De toen gebruikte Franse gewichten waren:

  • grain (1/24 denier) 0.0531 gr
  • denier (1/3 gros) 1.2748 gr
  • gros (1/8 once) 3.8243 gr
  • once (1/8 marc) 30.5941 gr
  • marc (1/2 livre) 244.7529 gr
  • livre 489.5058 gr

Kalender en tijdrekening

Gedurende de 17de eeuw werden in de Republiek twee kalenders gehanteerd die maar liefst tien dagen van elkaar verschilden – de Gregoriaanse kalender (ook wel “Nieuwe Stijl” genoemd) in Holland en Zeeland en de Juliaanse kalender (“Oude Stijl”) in de overige gewesten. De kalenderhervorming van paus Gregorius XIII in 1582, waarbij 10 dagen werden weggelaten, was namelijk nogal omstreden geweest.

In het algemeen werd zij alleen door de katholieken aanvaard en door de protestanten afgewezen. Zo kwam het dat Engeland, het protestantse deel van Duitsland en Scandinavië de hele zeventiende eeuw, en soms langer, de Juliaanse kalender gebruikten. Ten tijde van de invoering van de nieuwe kalender waren de Nederlanden in opstand tegen Spanje. De leider van de Opstand, Willem van Oranje, probeerde hulp van Frankrijk te verwerven en had daartoe de Staten-Generaal bewogen een (katholieke) Franse prins, de hertog van Anjou, tot Soeverein over de Nederlanden uit te roepen.

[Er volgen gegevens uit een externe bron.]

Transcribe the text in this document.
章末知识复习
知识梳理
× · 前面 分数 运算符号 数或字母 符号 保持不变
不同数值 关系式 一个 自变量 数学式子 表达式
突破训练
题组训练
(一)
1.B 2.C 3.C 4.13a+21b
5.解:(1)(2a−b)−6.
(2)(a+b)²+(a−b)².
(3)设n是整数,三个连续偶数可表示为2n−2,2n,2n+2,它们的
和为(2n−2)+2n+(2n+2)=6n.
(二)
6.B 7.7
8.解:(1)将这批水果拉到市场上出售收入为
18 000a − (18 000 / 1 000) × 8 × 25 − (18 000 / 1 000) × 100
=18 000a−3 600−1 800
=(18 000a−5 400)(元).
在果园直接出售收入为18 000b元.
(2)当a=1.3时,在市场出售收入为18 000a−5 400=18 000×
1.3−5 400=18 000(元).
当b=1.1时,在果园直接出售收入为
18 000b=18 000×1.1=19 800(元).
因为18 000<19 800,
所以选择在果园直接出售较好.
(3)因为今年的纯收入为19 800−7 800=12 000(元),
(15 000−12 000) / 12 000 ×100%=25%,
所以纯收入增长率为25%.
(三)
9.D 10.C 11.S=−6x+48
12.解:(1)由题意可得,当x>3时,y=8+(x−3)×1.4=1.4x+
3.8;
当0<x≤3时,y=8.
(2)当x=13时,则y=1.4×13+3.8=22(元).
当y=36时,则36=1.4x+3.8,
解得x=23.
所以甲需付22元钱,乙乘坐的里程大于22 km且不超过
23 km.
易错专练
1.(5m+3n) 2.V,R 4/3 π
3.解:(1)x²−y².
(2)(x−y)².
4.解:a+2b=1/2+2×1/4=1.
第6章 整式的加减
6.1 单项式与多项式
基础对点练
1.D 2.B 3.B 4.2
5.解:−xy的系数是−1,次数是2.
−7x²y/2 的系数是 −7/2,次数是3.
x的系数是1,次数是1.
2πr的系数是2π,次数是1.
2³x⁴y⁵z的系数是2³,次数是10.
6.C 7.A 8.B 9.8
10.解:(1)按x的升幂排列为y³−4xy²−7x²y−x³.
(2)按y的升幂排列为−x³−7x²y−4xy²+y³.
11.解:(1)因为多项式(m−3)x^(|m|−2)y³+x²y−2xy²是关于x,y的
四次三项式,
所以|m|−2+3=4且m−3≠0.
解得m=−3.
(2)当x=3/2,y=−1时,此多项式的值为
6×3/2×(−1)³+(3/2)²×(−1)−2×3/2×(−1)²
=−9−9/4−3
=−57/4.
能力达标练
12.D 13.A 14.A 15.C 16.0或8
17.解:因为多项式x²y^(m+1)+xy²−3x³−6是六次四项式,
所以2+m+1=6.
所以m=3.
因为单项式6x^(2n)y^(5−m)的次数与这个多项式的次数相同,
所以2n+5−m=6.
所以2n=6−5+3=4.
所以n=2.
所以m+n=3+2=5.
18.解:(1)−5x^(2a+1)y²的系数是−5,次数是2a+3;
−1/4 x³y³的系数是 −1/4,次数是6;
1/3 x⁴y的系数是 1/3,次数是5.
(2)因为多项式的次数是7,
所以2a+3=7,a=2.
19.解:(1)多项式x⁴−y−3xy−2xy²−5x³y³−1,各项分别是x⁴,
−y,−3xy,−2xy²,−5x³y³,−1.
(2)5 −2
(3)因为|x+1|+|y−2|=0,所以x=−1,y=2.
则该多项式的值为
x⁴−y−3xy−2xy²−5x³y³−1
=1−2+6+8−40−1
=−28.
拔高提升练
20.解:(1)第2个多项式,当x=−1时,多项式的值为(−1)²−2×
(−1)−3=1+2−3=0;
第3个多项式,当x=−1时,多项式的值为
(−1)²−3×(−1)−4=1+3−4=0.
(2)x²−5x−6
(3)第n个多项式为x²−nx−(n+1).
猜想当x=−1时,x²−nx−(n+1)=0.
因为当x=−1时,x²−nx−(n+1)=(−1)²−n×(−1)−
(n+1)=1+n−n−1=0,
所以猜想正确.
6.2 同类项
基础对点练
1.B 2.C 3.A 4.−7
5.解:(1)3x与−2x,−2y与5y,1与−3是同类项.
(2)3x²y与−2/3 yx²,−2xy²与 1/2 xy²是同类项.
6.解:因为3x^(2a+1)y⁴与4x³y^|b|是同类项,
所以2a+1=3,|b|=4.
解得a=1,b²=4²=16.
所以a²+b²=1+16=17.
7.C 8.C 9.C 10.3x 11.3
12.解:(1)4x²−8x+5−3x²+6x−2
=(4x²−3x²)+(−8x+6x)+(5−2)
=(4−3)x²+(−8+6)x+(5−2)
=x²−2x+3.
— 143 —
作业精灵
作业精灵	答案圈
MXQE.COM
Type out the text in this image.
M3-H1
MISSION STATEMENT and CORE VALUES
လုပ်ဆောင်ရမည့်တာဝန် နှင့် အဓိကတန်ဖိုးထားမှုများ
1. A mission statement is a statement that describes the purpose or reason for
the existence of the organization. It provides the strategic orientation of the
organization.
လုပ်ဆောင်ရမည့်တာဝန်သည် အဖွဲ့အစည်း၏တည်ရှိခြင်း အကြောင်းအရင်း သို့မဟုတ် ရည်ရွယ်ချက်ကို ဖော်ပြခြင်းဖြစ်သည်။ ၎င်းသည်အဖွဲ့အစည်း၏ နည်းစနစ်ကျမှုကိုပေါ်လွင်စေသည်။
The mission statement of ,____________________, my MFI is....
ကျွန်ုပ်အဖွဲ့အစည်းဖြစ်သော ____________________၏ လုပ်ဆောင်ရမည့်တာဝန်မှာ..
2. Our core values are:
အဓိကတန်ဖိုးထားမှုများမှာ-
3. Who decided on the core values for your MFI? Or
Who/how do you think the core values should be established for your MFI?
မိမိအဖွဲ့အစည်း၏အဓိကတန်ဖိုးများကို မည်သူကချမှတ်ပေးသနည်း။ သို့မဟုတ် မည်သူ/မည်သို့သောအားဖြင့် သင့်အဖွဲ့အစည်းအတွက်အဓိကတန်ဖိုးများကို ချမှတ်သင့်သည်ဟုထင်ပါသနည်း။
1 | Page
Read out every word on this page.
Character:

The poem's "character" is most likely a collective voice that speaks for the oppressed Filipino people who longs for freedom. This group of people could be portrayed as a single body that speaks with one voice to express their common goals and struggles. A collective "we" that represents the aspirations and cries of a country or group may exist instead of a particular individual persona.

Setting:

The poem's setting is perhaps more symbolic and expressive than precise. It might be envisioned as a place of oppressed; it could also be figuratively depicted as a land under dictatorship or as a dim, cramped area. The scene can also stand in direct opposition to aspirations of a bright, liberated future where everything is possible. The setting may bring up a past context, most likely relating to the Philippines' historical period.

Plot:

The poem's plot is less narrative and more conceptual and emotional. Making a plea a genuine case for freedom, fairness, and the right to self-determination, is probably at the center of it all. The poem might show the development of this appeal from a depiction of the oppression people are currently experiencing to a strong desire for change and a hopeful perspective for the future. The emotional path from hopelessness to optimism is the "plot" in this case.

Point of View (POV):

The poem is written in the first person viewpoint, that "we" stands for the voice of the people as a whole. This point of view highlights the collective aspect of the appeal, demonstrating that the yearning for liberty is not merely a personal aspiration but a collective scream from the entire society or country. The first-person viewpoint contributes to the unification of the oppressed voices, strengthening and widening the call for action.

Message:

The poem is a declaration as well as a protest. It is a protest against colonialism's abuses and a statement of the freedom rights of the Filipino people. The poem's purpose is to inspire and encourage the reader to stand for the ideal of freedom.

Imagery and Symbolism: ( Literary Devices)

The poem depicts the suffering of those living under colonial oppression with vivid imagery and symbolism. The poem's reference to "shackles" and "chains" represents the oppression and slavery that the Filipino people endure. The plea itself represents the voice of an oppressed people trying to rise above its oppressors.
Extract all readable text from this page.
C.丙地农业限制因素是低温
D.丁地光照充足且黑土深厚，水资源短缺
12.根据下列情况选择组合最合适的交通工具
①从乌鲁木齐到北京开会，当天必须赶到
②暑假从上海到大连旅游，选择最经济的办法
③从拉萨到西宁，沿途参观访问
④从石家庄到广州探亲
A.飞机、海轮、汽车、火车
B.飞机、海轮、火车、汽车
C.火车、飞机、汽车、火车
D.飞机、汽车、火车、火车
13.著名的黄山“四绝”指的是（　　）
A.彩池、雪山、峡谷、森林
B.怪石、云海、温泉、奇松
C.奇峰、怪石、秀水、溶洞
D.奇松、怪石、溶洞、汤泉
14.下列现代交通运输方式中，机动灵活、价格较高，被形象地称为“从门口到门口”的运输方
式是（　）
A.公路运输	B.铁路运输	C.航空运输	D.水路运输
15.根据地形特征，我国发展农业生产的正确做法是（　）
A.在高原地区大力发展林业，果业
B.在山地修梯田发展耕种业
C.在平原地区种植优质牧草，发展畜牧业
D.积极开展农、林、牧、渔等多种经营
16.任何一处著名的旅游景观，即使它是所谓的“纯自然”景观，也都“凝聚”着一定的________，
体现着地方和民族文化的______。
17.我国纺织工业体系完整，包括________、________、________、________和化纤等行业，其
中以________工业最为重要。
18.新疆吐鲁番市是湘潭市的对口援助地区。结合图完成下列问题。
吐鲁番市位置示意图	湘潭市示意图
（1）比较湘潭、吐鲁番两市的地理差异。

Toen de hertog van Anjou, in lijn met de Franse politiek, de Gregoriaanse kalender in de Nederlanden wilde invoeren werd hij alleen in de zuidelijke gewesten, waar katholieken aan de macht waren, gehoorzaamd. De noordelijke gewesten die zich verenigd hadden in de Unie van Utrecht en waarin protestanten inmiddels aan de touwtjes trokken voelden er niets voor. Alleen Holland en Zeeland zagen de politieke noodzaak hiervan in en accepteerden de nieuwe kalender onder druk van hun stadhouder, Willem van Oranje.

  • Brabant & Zeeland – 14 december 1582 werd gevolgd door 25 december 1582
  • Holland – 1 januari 1583 werd gevolgd door 12 januari 1583

Om vergissingen met betrekking tot de juiste datum te vermijden was het in de 17de eeuw gebruikelijk om de datum in beide kalenders te vermelden. In zijn eigen geschriften gebruikte Christiaan Huygens de dagtelling volgens de Nieuwe Stijl. Liepen gedurende de 17de eeuw beide kalenders tien dagen uiteen, bij de viering van sommige christelijke feestdagen zoals Pasen en Pinksteren kon het verschil wel tot vijf weken oplopen omdat de berekening hiervan in beide kalenders iets verschillend was.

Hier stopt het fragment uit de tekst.